What distance does the level of water in the lake fall when this much water passes through the dam?
2007-11-15 14:38:30 · 2 answers · asked by Anonymous in Science & Mathematics ➔ Physics
First note that 1000kWh is a meausre of energy - Joules
E = 1000 x 1000 x 3600 J
Since the efficiency is only 90%, we need E/0.9 to make sure we get enough.
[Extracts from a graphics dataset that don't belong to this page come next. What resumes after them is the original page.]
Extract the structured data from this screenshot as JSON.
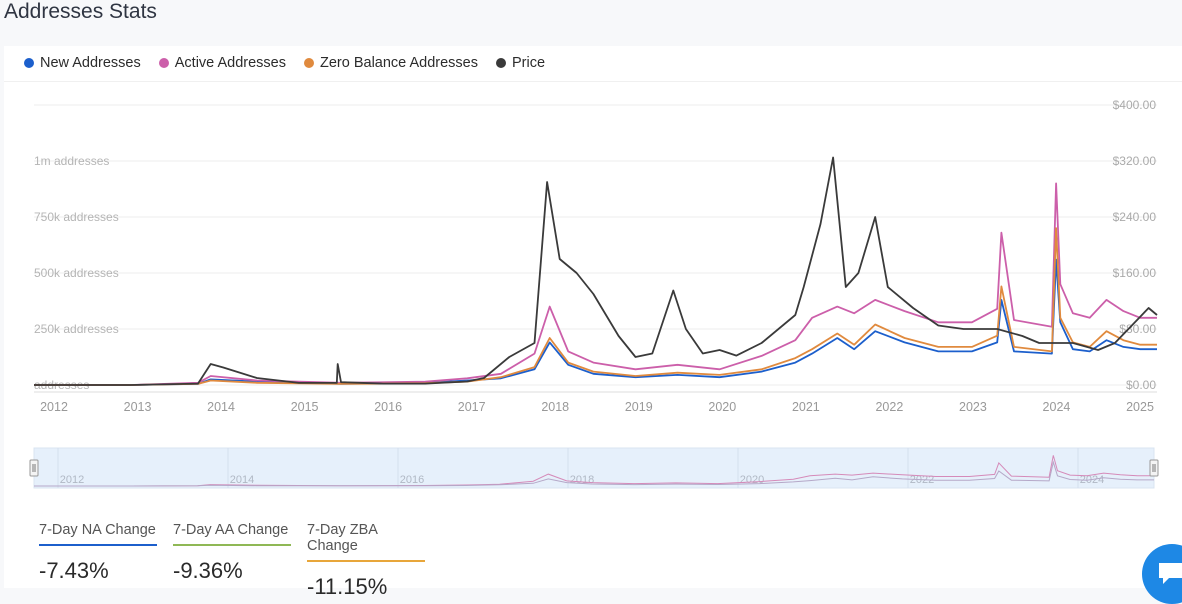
{
  "page": {
    "title": "Addresses Stats"
  },
  "legend": [
    {
      "label": "New Addresses",
      "color": "#1c5fcc"
    },
    {
      "label": "Active Addresses",
      "color": "#cc5faa"
    },
    {
      "label": "Zero Balance Addresses",
      "color": "#e08a3e"
    },
    {
      "label": "Price",
      "color": "#3a3a3a"
    }
  ],
  "changes": [
    {
      "label": "7-Day NA Change",
      "value": "-7.43%",
      "color": "#1c5fcc"
    },
    {
      "label": "7-Day AA Change",
      "value": "-9.36%",
      "color": "#8fb855"
    },
    {
      "label": "7-Day ZBA Change",
      "value": "-11.15%",
      "color": "#e8a63a"
    }
  ],
  "icons": {
    "chat": "chat-icon",
    "range_handle": "drag-handle-icon"
  },
  "chart_data": {
    "type": "line",
    "x_ticks": [
      "2012",
      "2013",
      "2014",
      "2015",
      "2016",
      "2017",
      "2018",
      "2019",
      "2020",
      "2021",
      "2022",
      "2023",
      "2024",
      "2025"
    ],
    "navigator_ticks": [
      "2012",
      "2014",
      "2016",
      "2018",
      "2020",
      "2022",
      "2024"
    ],
    "y_left_ticks": [
      "addresses",
      "250k addresses",
      "500k addresses",
      "750k addresses",
      "1m addresses"
    ],
    "y_right_ticks": [
      "$0.00",
      "$80.00",
      "$160.00",
      "$240.00",
      "$320.00",
      "$400.00"
    ],
    "y_left_range": [
      0,
      1000000
    ],
    "y_right_range": [
      0,
      400
    ],
    "x_range": [
      2011.85,
      2025.2
    ],
    "grid": true,
    "legend_position": "top-left",
    "series": [
      {
        "name": "New Addresses",
        "axis": "left",
        "x": [
          2011.85,
          2013.0,
          2013.8,
          2013.95,
          2014.5,
          2015.5,
          2016.5,
          2017.0,
          2017.4,
          2017.8,
          2017.98,
          2018.2,
          2018.5,
          2019.0,
          2019.5,
          2020.0,
          2020.5,
          2020.9,
          2021.1,
          2021.4,
          2021.6,
          2021.85,
          2022.2,
          2022.6,
          2023.0,
          2023.3,
          2023.35,
          2023.5,
          2023.95,
          2024.0,
          2024.05,
          2024.2,
          2024.4,
          2024.6,
          2024.8,
          2025.0,
          2025.2
        ],
        "values": [
          0,
          0,
          5000,
          25000,
          15000,
          5000,
          10000,
          20000,
          30000,
          70000,
          190000,
          90000,
          50000,
          35000,
          45000,
          35000,
          60000,
          100000,
          140000,
          210000,
          160000,
          240000,
          190000,
          150000,
          150000,
          190000,
          380000,
          150000,
          140000,
          560000,
          280000,
          160000,
          150000,
          200000,
          170000,
          160000,
          160000
        ]
      },
      {
        "name": "Active Addresses",
        "axis": "left",
        "x": [
          2011.85,
          2013.0,
          2013.8,
          2013.95,
          2014.5,
          2015.5,
          2016.5,
          2017.0,
          2017.4,
          2017.8,
          2017.98,
          2018.2,
          2018.5,
          2019.0,
          2019.5,
          2020.0,
          2020.5,
          2020.9,
          2021.1,
          2021.4,
          2021.6,
          2021.85,
          2022.2,
          2022.6,
          2023.0,
          2023.3,
          2023.35,
          2023.5,
          2023.95,
          2024.0,
          2024.05,
          2024.2,
          2024.4,
          2024.6,
          2024.8,
          2025.0,
          2025.2
        ],
        "values": [
          0,
          0,
          10000,
          40000,
          20000,
          10000,
          15000,
          30000,
          50000,
          140000,
          350000,
          150000,
          100000,
          70000,
          90000,
          70000,
          130000,
          200000,
          300000,
          350000,
          320000,
          380000,
          330000,
          280000,
          280000,
          340000,
          680000,
          290000,
          260000,
          900000,
          450000,
          320000,
          300000,
          380000,
          330000,
          300000,
          300000
        ]
      },
      {
        "name": "Zero Balance Addresses",
        "axis": "left",
        "x": [
          2011.85,
          2013.0,
          2013.8,
          2013.95,
          2014.5,
          2015.5,
          2016.5,
          2017.0,
          2017.4,
          2017.8,
          2017.98,
          2018.2,
          2018.5,
          2019.0,
          2019.5,
          2020.0,
          2020.5,
          2020.9,
          2021.1,
          2021.4,
          2021.6,
          2021.85,
          2022.2,
          2022.6,
          2023.0,
          2023.3,
          2023.35,
          2023.5,
          2023.95,
          2024.0,
          2024.05,
          2024.2,
          2024.4,
          2024.6,
          2024.8,
          2025.0,
          2025.2
        ],
        "values": [
          0,
          0,
          5000,
          20000,
          10000,
          5000,
          8000,
          15000,
          35000,
          80000,
          210000,
          100000,
          60000,
          40000,
          55000,
          45000,
          70000,
          120000,
          160000,
          230000,
          180000,
          270000,
          210000,
          170000,
          170000,
          220000,
          440000,
          170000,
          150000,
          700000,
          300000,
          190000,
          170000,
          240000,
          200000,
          180000,
          180000
        ]
      },
      {
        "name": "Price",
        "axis": "right",
        "x": [
          2011.85,
          2013.0,
          2013.8,
          2013.95,
          2014.1,
          2014.5,
          2015.0,
          2015.45,
          2015.46,
          2015.5,
          2016.0,
          2016.5,
          2017.0,
          2017.2,
          2017.5,
          2017.8,
          2017.95,
          2018.1,
          2018.3,
          2018.5,
          2018.8,
          2019.0,
          2019.2,
          2019.45,
          2019.6,
          2019.8,
          2020.0,
          2020.2,
          2020.5,
          2020.9,
          2021.0,
          2021.2,
          2021.35,
          2021.5,
          2021.65,
          2021.85,
          2022.0,
          2022.3,
          2022.6,
          2022.9,
          2023.0,
          2023.3,
          2023.6,
          2023.8,
          2024.0,
          2024.2,
          2024.5,
          2024.7,
          2024.9,
          2025.1,
          2025.2
        ],
        "values": [
          0,
          0,
          2,
          30,
          25,
          10,
          3,
          3,
          30,
          4,
          2,
          2,
          5,
          10,
          40,
          60,
          290,
          180,
          160,
          130,
          70,
          40,
          45,
          135,
          80,
          45,
          50,
          42,
          60,
          100,
          140,
          230,
          325,
          140,
          160,
          240,
          140,
          110,
          85,
          80,
          80,
          80,
          70,
          60,
          60,
          60,
          50,
          60,
          85,
          110,
          100
        ]
      }
    ]
  }
}
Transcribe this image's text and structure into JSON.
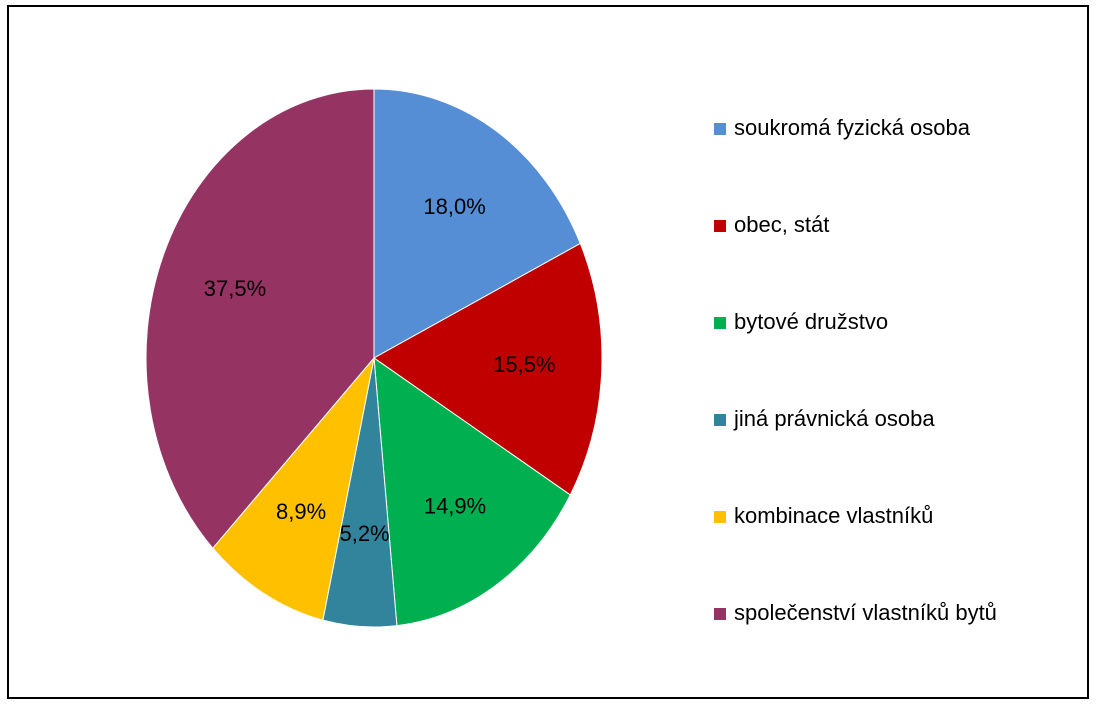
{
  "chart_data": {
    "type": "pie",
    "categories": [
      "soukromá fyzická osoba",
      "obec, stát",
      "bytové družstvo",
      "jiná právnická osoba",
      "kombinace vlastníků",
      "společenství vlastníků bytů"
    ],
    "values": [
      18.0,
      15.5,
      14.9,
      5.2,
      8.9,
      37.5
    ],
    "value_labels": [
      "18,0%",
      "15,5%",
      "14,9%",
      "5,2%",
      "8,9%",
      "37,5%"
    ],
    "colors": [
      "#558ed5",
      "#c00000",
      "#00b050",
      "#31849b",
      "#ffc000",
      "#953463"
    ],
    "legend": "right"
  }
}
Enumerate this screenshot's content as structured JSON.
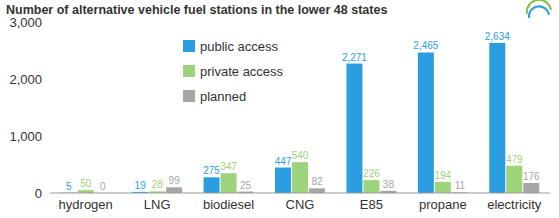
{
  "chart_data": {
    "type": "bar",
    "title": "Number of alternative vehicle fuel stations in the lower 48 states",
    "categories": [
      "hydrogen",
      "LNG",
      "biodiesel",
      "CNG",
      "E85",
      "propane",
      "electricity"
    ],
    "series": [
      {
        "name": "public access",
        "color": "#2b9de0",
        "values": [
          5,
          19,
          275,
          447,
          2271,
          2465,
          2634
        ],
        "value_labels": [
          "5",
          "19",
          "275",
          "447",
          "2,271",
          "2,465",
          "2,634"
        ]
      },
      {
        "name": "private access",
        "color": "#9dd37a",
        "values": [
          50,
          28,
          347,
          540,
          226,
          194,
          479
        ]
      },
      {
        "name": "planned",
        "color": "#a6a6a6",
        "values": [
          0,
          99,
          25,
          82,
          38,
          11,
          176
        ]
      }
    ],
    "ylim": [
      0,
      3000
    ],
    "yticks": [
      0,
      {
        "value": 1000,
        "label": "1,000"
      },
      {
        "value": 2000,
        "label": "2,000"
      },
      {
        "value": 3000,
        "label": "3,000"
      }
    ],
    "grid": false,
    "legend": "upper-left",
    "data_labels": true
  }
}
Now you can just assume any water that passes through the turbines started at the top, so the energy it initially had was all potential
so PE = mgh
where h =150.
So we need to determin the mass of water to make the equivalent E/0.9 J of energy
mgh = E/0.9
m = E/(0.9gh)
finally, since the volume is given by Area x t, and we note water has a density of 1000kg/m^3, we note
Area x t = m/density
solve for t...
2007-11-15 15:39:50 · answer #1 · answered by Anonymous · 0⤊ 0⤋
The potential energy of the water at that depth is, surprisingly, equal to mgh. So the amount of mass you need to move through the turbines to generate the energy required is computed from
(100 kW-h)(1000 W / kW)(3600 s / h) = (.90)(m)(9.8 m/s^2)(150 m)
1 kg of water has a volume of about .001 cubic meter. Use the mass from the previous part to find the volume, set that equal to h * surface area, and solve for h to see how much the water level drops.
2007-11-15 15:37:36 · answer #2 · answered by jgoulden 7 · 0⤊ 0⤋